Ray Ban AI Glasses can analyze Donahue’s environment and report to him about what is happening. When he looks into the yard and asks Meta AI if it sees his dog, a voice answers through a speaker in the glasses.
“There is a dog in the yard chewing a stick,” it says.
It can offer other freedoms too: reading labels, describing items, giving directions and more.
“It’s a game-changer,” said Erika Petach, president of VisAbility Pittsburgh.
The innovation here isn’t simply the ability for AI to “see” for the blind. It is also the unobtrusiveness of the assist. The glasses look no different than any other pair of black-lensed sunglasses, like millions sold since Tom Cruise popularized them in “Risky Business.” They don’t make a visual impairment stand out as a disability while still providing support.
Lance: To terrible actions. On Halloween, a dog attack in Tarentum as trick-or-treating began didn’t just create fear. It resulted in real injuries.
Michael Shutack, 60, of Tarentum was one of three people injured in the attack. He was off work for two months and bears scars on his face, hands and legs. His nerve damage is permanent.
He now knows the man who some credit with saving him from the two pit bulls was the person police say is responsible.
Shawn Flynn, 34, was one of the three injured. On Tuesday, Tarentum police charged him with two counts of aggravated assault, cruelty to animals, disorderly conduct and criminal trespass.
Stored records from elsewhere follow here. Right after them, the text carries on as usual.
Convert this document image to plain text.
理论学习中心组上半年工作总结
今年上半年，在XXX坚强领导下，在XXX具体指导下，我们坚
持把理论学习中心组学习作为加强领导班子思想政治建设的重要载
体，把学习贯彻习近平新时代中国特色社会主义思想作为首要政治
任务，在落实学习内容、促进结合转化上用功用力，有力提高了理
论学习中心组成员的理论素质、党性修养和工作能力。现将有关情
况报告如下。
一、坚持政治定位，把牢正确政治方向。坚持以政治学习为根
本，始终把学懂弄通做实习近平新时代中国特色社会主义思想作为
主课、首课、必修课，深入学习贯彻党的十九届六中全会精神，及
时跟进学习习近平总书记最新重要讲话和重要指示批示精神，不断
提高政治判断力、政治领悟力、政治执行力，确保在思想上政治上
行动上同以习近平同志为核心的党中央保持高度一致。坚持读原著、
This is an about-face from the immediate aftermath, when Flynn was the hero. Now police say video shows Flynn running from the North Ormand Street apartment of the dogs’ owners. One of those owners, Brandon Baynes, 36, initially was charged in the attacks, but those counts have since been dismissed.
Court documents reveal Flynn admitted this but says it was part of a larger plan with another tenant and the property’s landlord to let the dogs loose. Only Flynn has been charged to date.
Flynn’s case is just at its start, and the court must consider him innocent until proven guilty. The incident illustrates the importance of evolving information in an investigation.
But the new development is shockingly worse than it seemed in the bloody aftermath of the attack. What looked like negligence is now painted as intent, and the dogs that were the villains now appear to be more victims.